You see, the trendy eatery only caters to cavemen. According to its chalkboard menu, “Real Food Revolution: Peolithic cuisine!”
What that means is that it only serves what Fred Flinstone would have eaten two million years ago. Pterodactyl drumsticks? No, writes Alison Killian in the German magazine Der Spiegel:
Diners eat at candle-lit tables with a contemporary cave painting hanging in the background. Sauvage, which is also the French word for “savage” or “wild,” is part of the Paleolithic diet movement, whereby adherents eat only foodstuffs that would have been available to Stone Age humans. This means organic, unprocessed fruit and vegetables, meat, fish, eggs, nuts, seeds, and herbs. The truly obsessed build an entire lifestyle around the concept, mimicking caveman-era exercise — lifting boulders and running barefoot, with some even emulating the blood loss they believe Stone Age hunters might have experienced in pursuit of their dinner by donating blood every few months.
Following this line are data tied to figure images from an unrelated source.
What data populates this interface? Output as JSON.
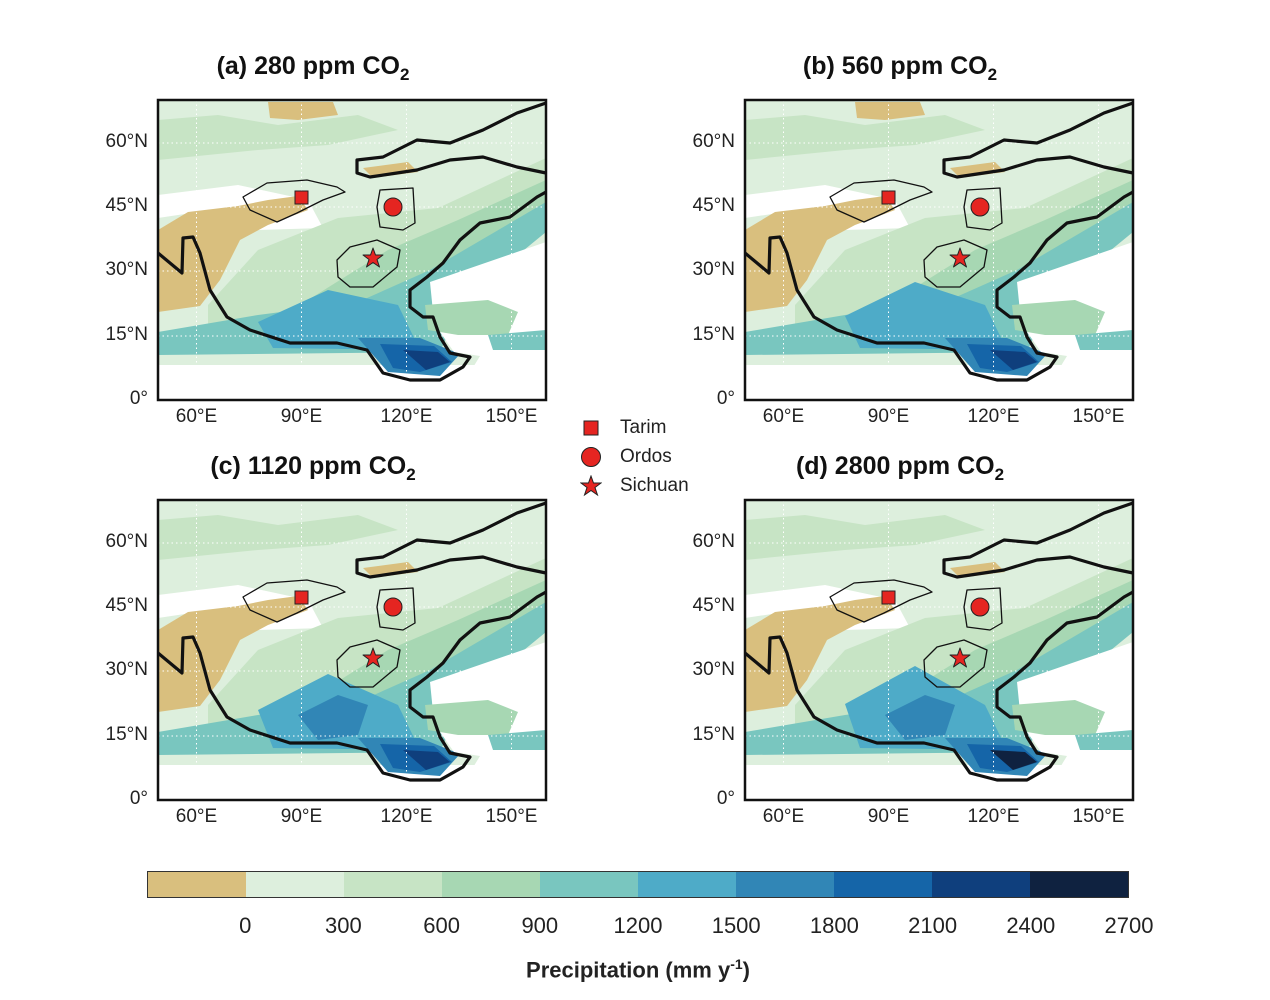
{
  "panels": [
    {
      "title": "(a) 280 ppm CO",
      "title_sub": "2",
      "variant": "a"
    },
    {
      "title": "(b) 560 ppm CO",
      "title_sub": "2",
      "variant": "b"
    },
    {
      "title": "(c) 1120 ppm CO",
      "title_sub": "2",
      "variant": "c"
    },
    {
      "title": "(d) 2800 ppm CO",
      "title_sub": "2",
      "variant": "d"
    }
  ],
  "lat_ticks": [
    "0°",
    "15°N",
    "30°N",
    "45°N",
    "60°N"
  ],
  "lon_ticks": [
    "60°E",
    "90°E",
    "120°E",
    "150°E"
  ],
  "legend": [
    {
      "label": "Tarim",
      "marker": "square",
      "color": "#e52521"
    },
    {
      "label": "Ordos",
      "marker": "circle",
      "color": "#e52521"
    },
    {
      "label": "Sichuan",
      "marker": "star",
      "color": "#e52521"
    }
  ],
  "colorbar": {
    "colors": [
      "#d9bf7e",
      "#ddefdd",
      "#c7e4c5",
      "#a7d7b3",
      "#79c6bf",
      "#4eabc8",
      "#3186b6",
      "#1565a8",
      "#0f3f7d",
      "#0f2240"
    ],
    "ticks": [
      "0",
      "300",
      "600",
      "900",
      "1200",
      "1500",
      "1800",
      "2100",
      "2400",
      "2700"
    ],
    "label": "Precipitation (mm y",
    "label_sup": "-1",
    "label_end": ")"
  }
}
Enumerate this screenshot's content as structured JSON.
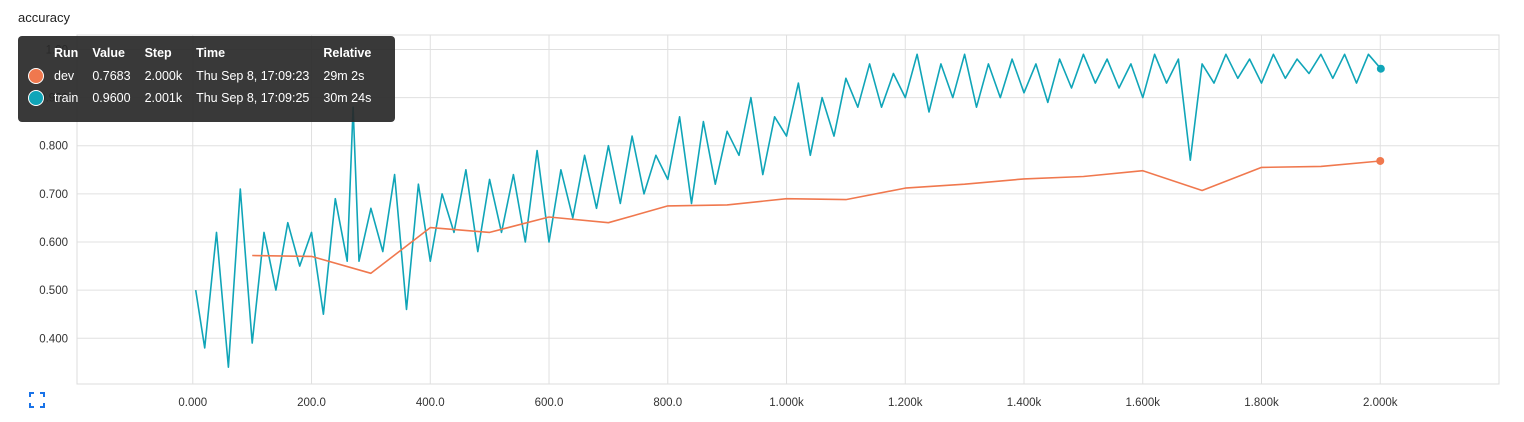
{
  "chart_title": "accuracy",
  "tooltip": {
    "headers": [
      "Run",
      "Value",
      "Step",
      "Time",
      "Relative"
    ],
    "rows": [
      {
        "run": "dev",
        "value": "0.7683",
        "step": "2.000k",
        "time": "Thu Sep 8, 17:09:23",
        "relative": "29m 2s",
        "color": "#f0784e"
      },
      {
        "run": "train",
        "value": "0.9600",
        "step": "2.001k",
        "time": "Thu Sep 8, 17:09:25",
        "relative": "30m 24s",
        "color": "#10a5b8"
      }
    ]
  },
  "chart_data": {
    "type": "line",
    "title": "accuracy",
    "xlabel": "",
    "ylabel": "",
    "xlim": [
      -195,
      2200
    ],
    "ylim": [
      0.305,
      1.03
    ],
    "x_ticks": [
      0,
      200,
      400,
      600,
      800,
      1000,
      1200,
      1400,
      1600,
      1800,
      2000
    ],
    "x_tick_labels": [
      "0.000",
      "200.0",
      "400.0",
      "600.0",
      "800.0",
      "1.000k",
      "1.200k",
      "1.400k",
      "1.600k",
      "1.800k",
      "2.000k"
    ],
    "y_ticks": [
      0.4,
      0.5,
      0.6,
      0.7,
      0.8,
      0.9,
      1.0
    ],
    "y_tick_labels": [
      "0.400",
      "0.500",
      "0.600",
      "0.700",
      "0.800",
      "0.900",
      "1.00"
    ],
    "grid": true,
    "series": [
      {
        "name": "dev",
        "color": "#f0784e",
        "x": [
          100,
          200,
          300,
          400,
          500,
          600,
          700,
          800,
          900,
          1000,
          1100,
          1200,
          1300,
          1400,
          1500,
          1600,
          1700,
          1800,
          1900,
          2000
        ],
        "values": [
          0.572,
          0.57,
          0.535,
          0.63,
          0.62,
          0.652,
          0.64,
          0.675,
          0.677,
          0.69,
          0.688,
          0.712,
          0.72,
          0.731,
          0.736,
          0.748,
          0.707,
          0.755,
          0.757,
          0.7683
        ],
        "final_marker": {
          "x": 2000,
          "y": 0.7683
        }
      },
      {
        "name": "train",
        "color": "#10a5b8",
        "x": [
          5,
          20,
          40,
          60,
          80,
          100,
          120,
          140,
          160,
          180,
          200,
          220,
          240,
          260,
          270,
          280,
          300,
          320,
          340,
          360,
          380,
          400,
          420,
          440,
          460,
          480,
          500,
          520,
          540,
          560,
          580,
          600,
          620,
          640,
          660,
          680,
          700,
          720,
          740,
          760,
          780,
          800,
          820,
          840,
          860,
          880,
          900,
          920,
          940,
          960,
          980,
          1000,
          1020,
          1040,
          1060,
          1080,
          1100,
          1120,
          1140,
          1160,
          1180,
          1200,
          1220,
          1240,
          1260,
          1280,
          1300,
          1320,
          1340,
          1360,
          1380,
          1400,
          1420,
          1440,
          1460,
          1480,
          1500,
          1520,
          1540,
          1560,
          1580,
          1600,
          1620,
          1640,
          1660,
          1680,
          1700,
          1720,
          1740,
          1760,
          1780,
          1800,
          1820,
          1840,
          1860,
          1880,
          1900,
          1920,
          1940,
          1960,
          1980,
          2001
        ],
        "values": [
          0.5,
          0.38,
          0.62,
          0.34,
          0.71,
          0.39,
          0.62,
          0.5,
          0.64,
          0.55,
          0.62,
          0.45,
          0.69,
          0.56,
          0.88,
          0.56,
          0.67,
          0.58,
          0.74,
          0.46,
          0.72,
          0.56,
          0.7,
          0.62,
          0.75,
          0.58,
          0.73,
          0.62,
          0.74,
          0.6,
          0.79,
          0.6,
          0.75,
          0.65,
          0.78,
          0.67,
          0.8,
          0.68,
          0.82,
          0.7,
          0.78,
          0.73,
          0.86,
          0.68,
          0.85,
          0.72,
          0.83,
          0.78,
          0.9,
          0.74,
          0.86,
          0.82,
          0.93,
          0.78,
          0.9,
          0.82,
          0.94,
          0.88,
          0.97,
          0.88,
          0.95,
          0.9,
          0.99,
          0.87,
          0.97,
          0.9,
          0.99,
          0.88,
          0.97,
          0.9,
          0.98,
          0.91,
          0.97,
          0.89,
          0.98,
          0.92,
          0.99,
          0.93,
          0.98,
          0.92,
          0.97,
          0.9,
          0.99,
          0.93,
          0.98,
          0.77,
          0.97,
          0.93,
          0.99,
          0.94,
          0.98,
          0.93,
          0.99,
          0.94,
          0.98,
          0.95,
          0.99,
          0.94,
          0.99,
          0.93,
          0.99,
          0.96
        ],
        "final_marker": {
          "x": 2001,
          "y": 0.96
        }
      }
    ]
  }
}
So, the restaurant isn’t just trying a gimmick — but is catering to a fad. “Guests at Sauvage can try ‘Paleo,'” writes Killian, “without feeling obligated to take on a strictly Stone Age lifestyle.”
“Many people think the Paleolithic diet is just some hipster trend but it’s a worldwide phenomenon, with an online community that spans the globe,” Sauvage’s Boris Leite-Poço told Der Spiegel. “Right now the trend is probably strongest in the United States, where people who have had enough of the fast food way of life and generations of illness have taken it up.”
Killian continues:
The menu includes salads with olives, capers and pine nuts; gluten-free bread with nut-based butter or olive tapenades; smoked salmon with herb dressing; and other various meat and fish dishes. Gluten- and sugar-free cakes, like a spicy pumpkin pie, are available for those Stone Age diners who refuse to forego desert. A focus on transparency is also important to the owners: Sauvage’s guests know exactly what ingredients they are eating in every dish.
Asked about menu items — such as wine — that would have been unlikely in a Paleolithic person’s diet, Leite-Poço acknowledges that Sauvage makes some exceptions. “The restaurant has to survive and we have to find an audience among the majority of people, who are not Paleo. So we do make some concessions,” he explains. The stricter strain of Paleo emphasizing the consumption of raw meat, for instance, is tough to implement at a restaurant that wants to keep its license.
While the ingredients on the menu at Sauvage might point to the restaurant’s Stone Age roots, the Paleolithic restaurateurs do allow themselves to make use of certain modern conveniences when preparing the food. “Of course we don’t cook over an open fire,” admits Leite-Poço. “And we try to avoid using it — but we do have a microwave in the kitchen.”